When I got in I messaged my friend Juliet and then decided to phone my mum right away. When I told her I burst into tears again. She said she would come down for the planning meeting for moral support and to ask questions in case I became overwhelmed. When the boys got in we had dinner and I told them after dinner. They took it in their stride as I emphasised that I was “going to be alright”.

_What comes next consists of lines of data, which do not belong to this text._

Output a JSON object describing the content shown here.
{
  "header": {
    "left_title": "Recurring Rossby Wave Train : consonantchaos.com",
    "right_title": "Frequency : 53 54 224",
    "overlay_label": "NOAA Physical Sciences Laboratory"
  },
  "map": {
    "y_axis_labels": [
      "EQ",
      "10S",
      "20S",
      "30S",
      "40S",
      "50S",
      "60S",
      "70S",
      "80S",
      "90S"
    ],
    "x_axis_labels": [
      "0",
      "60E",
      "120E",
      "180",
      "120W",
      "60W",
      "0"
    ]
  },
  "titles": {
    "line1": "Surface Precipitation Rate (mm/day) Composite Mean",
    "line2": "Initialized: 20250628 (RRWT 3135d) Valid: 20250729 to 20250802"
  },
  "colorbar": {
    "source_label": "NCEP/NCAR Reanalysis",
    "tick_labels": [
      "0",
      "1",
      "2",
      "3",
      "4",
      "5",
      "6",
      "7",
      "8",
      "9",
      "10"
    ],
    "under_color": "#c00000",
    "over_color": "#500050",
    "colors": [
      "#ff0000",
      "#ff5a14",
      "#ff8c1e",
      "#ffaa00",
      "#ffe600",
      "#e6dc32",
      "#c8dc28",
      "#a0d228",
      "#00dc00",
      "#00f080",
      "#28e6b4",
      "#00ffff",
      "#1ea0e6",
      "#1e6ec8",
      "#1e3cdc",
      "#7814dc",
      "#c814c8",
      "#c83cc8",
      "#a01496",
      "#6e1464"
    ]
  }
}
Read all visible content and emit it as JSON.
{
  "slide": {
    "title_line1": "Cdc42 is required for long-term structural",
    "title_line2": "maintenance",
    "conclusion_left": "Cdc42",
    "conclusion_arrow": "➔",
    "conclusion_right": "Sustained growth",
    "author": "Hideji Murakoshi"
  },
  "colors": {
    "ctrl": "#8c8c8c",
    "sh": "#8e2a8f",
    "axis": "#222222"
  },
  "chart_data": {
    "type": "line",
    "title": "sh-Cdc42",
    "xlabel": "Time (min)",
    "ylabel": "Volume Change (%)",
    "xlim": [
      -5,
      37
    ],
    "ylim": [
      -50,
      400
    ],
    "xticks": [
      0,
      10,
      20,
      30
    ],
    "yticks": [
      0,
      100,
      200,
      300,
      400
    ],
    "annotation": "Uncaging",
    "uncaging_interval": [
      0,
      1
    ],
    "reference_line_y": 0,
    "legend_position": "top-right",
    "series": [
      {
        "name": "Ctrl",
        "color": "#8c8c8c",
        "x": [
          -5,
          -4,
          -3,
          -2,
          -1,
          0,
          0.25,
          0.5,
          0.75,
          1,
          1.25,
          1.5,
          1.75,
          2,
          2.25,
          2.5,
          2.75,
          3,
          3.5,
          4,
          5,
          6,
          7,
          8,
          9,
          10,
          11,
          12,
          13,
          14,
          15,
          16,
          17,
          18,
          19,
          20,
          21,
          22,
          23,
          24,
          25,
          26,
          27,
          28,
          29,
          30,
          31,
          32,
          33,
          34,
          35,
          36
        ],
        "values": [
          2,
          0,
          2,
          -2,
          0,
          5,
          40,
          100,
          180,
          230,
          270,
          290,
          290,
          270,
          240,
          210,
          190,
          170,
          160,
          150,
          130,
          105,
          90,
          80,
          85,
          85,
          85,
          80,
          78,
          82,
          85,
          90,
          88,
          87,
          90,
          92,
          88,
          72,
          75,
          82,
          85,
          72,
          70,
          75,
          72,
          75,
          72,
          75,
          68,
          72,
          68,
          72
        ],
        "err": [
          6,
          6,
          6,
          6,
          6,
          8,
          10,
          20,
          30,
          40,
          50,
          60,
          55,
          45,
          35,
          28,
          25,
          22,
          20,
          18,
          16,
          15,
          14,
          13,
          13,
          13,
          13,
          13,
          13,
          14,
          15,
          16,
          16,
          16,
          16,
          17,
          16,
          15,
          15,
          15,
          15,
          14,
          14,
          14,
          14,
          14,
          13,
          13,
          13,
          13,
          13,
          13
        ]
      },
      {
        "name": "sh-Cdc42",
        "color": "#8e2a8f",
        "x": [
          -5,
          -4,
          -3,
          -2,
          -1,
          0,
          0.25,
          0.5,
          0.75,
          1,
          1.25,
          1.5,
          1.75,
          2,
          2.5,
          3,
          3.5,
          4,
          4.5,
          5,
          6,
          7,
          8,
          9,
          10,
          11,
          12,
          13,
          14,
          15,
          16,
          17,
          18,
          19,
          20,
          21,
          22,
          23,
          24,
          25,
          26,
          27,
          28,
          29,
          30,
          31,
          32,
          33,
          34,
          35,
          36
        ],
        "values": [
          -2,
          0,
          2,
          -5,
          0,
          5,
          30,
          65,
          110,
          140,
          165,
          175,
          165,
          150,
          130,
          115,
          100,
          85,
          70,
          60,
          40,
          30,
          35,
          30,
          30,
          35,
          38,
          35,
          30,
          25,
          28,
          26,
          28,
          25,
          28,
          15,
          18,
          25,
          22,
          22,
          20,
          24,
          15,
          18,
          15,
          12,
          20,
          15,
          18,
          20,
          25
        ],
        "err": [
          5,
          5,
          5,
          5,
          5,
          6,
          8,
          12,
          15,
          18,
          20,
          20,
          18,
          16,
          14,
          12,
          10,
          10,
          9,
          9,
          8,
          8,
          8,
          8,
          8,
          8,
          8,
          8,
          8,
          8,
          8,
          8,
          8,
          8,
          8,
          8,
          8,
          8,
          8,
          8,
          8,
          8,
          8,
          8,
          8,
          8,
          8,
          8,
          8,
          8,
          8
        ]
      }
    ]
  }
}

When I got to work the next day I handed in my self-cert sickness forms for the apt the previous day and for the planning appt the next week. I told my boss what was going on. I didn’t realise at the time but he was having trouble processing the information too as he later asked me to repeat the timescale for what was happening. Or he could just have been doing man-listening.
dyllanne: (Default)
On Wednesday the 15th August I was up early as I was nervous. I spent the morning trying to keep busy by checking my email, tidying the washing away, doing some prep for dinner in the evening. I drove to the subway. Normally I’d walk, but I didn’t really have time for walking. I went up to Buchanan St bus station and met my mum. We came down the road and got some lunch. We drove to the New Victoria infirmary and got to the clinic for the appointment in plenty time. When I was called I met the consultant (Mr Lazlo Romics) who said that I would have an operation in a month to remove the tiny mass which is cancerous as suspected. They would also take a couple of sentinel nodes for biopsy. I would have some hormone therapy (maybe Tamoxifen, maybe something else) as this was hormone receptive which was good and it means it will respond to treatment. I will have radiotherapy and then that’ll be it unless the biopsy reveals something more sinister, but that’s less likely as it’s so early stage. So in the spectrum of how bad this could be this is at the good end. Then I went off to talk to my nurse, Linda, and I asked all my questions about the treatment and likely side effects and how long I’d be off work and what the followup would be. I also asked her if it was likely to be familial and she said no as although my aunt had had it, she wasn’t a first degree relative. She gave me a load of leaflets and her number in case I thought of something else to ask or needed a chat. After that my mum and I had a cup of tea and then went to my pre-op assessment where I was weighed and measured and had my blood taken and BP done and answered all of the health questions, most of which were negative as I am in very good health. And it was a good job that I have lost 5 stone in the past year or so otherwise the operation would be much riskier. At the end of it mum and I agreed that in a shitty situation I was at the good end of it and that things would be alright. When I got home in the evening I told my husband and son what was happening and they have compartmentalised it and will deal with things when they have to.
dyllanne: (Default)
Now the waiting. I have been told that my surgery will be in a month, but I don’t have a date yet. I am telling people at work. Many know already because I posted it on facebook, so I have had a lot of hugs in the kitchen and two bunches of flowers. My main message is always “don’t be worried or sad, because things are going to be alright”. I have however had several emotional breakdowns. Once during a 1:1 with my boss. I had a difficult moment at SW when I won Woman of the Year without telling them that I had cancer. I also have had a panic about nerve damage in my arm as it’s in my dominant arm and nerve damage to my hand would be disastrous. Bad thoughts like that woke me early and I couldn’t get back to sleep.
dyllanne: (Default)
On Friday 24th August I got a phonecall from the breast cancer nurse that my appointment for my surgery is 730am on Friday 7th September at Gartnavel. So now it's real.

In the evening I was supposed to go to a wedding and normally I'd just force myself to go and then it would be alright once I was out. And I just could not force myself. I felt very guilty as I said I'd go, but I just didn't feel that I wanted to at all.